While this might not be the most obvious choice for Best Picture, it’s not one that I disagree with. Initially, it doesn’t really feel like a serious movie. In fact, it feels like one of those Lifetime or Hallmark made-for-TV movies. It’s also not clear whether it’s going to be a comedy or a drama, or what we are supposed to think and feel along the way. I believe that part of the confusion is largely due to the cheesy cheerful music. Don’t get me wrong, the movie’s musical theme is beautiful and charming, but it’s often distracting. There were so many scenes where I found myself thinking “damn, this would have SUCH a different tone if the music were different.” It’s crazy how important a film’s soundtrack can be; it can change the entire mood and atmosphere. I guess that must be the reason why horror movies aren’t so scary when you turn the sound off.
Actually, considering the subjects that Terms of Endearment deals with, maybe having cheesy music isn’t so bad. It reminds us that there’s still beauty in everyday life and that in the end, things have their way of working out. The childlike vibes it brings also mirror Emma’s difficulty of growing up and moving on, as well as Aurora’s constant dependency on her daughter. It makes everything much easier to digest for the audience. Apparently, the director settled on Shirley MacLaine to play Aurora because she was the only one who saw it as a comedy. That says a lot about the story’s intentions.

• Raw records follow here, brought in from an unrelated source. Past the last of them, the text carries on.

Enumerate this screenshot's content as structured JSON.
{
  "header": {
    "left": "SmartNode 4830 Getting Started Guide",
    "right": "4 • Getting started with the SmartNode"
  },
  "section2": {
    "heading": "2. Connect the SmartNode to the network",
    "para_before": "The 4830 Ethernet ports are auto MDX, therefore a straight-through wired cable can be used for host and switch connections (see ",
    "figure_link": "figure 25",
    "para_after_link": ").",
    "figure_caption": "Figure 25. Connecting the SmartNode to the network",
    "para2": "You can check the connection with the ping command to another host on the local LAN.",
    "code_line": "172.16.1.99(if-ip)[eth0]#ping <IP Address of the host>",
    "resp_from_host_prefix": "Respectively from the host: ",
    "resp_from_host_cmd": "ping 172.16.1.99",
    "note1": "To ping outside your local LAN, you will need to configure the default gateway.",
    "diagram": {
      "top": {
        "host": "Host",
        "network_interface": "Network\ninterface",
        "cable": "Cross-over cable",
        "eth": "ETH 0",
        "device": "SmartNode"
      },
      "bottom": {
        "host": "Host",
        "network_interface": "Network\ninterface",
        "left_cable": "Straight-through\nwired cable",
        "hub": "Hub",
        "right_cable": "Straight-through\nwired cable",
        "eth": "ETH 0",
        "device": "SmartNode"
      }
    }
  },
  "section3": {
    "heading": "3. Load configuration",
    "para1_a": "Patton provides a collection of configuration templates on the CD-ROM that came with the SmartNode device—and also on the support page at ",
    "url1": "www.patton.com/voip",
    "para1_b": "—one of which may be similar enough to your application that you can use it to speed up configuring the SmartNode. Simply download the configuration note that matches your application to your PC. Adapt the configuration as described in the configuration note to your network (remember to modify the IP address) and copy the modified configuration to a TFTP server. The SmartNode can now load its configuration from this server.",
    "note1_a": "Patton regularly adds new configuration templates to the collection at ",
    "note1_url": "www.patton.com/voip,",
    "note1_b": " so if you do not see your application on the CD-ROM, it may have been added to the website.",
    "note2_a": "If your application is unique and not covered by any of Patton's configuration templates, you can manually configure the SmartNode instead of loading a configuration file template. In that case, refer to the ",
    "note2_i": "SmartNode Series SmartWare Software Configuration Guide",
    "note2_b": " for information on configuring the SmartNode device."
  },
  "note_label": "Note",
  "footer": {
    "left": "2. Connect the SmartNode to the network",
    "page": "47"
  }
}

Let’s talk about Debra Winger, aka the actress who plays Emma. I was really sad to see that her success pretty much went downhill after this movie. Personally, I couldn’t take my eyes off of her the entire time. There’s just something about her… she’s pretty, funny, and free-spirited. She’s perfect for the role of Emma. She’s able to be crazy and outgoing, all the while showing a subtle vulnerability. However, I read that in real life, she was difficult to deal with. Since Shirley MacLaine isn’t exactly an angel either, things didn’t always go smoothly on set. I don’t like hearing these things, but hey, it is what it is. MacLaine famously beat Winger in the Best Actress category for this movie too, and that’s never easy to deal with. If you ask me, I think Debra Winger might have actually deserved it a bit more, but I can definitely see why they gave it to Shirley MacLaine, especially considering her past work and significant status in Hollywood.
Anyways, I really liked Terms of Endearment. I think it’s one of those movies that appeals to women more than men, but that works out fantastically for me so I can’t complain. To all the mothers and daughters out there, remember to love each other because if you do, there’s nothing you can’t work through together.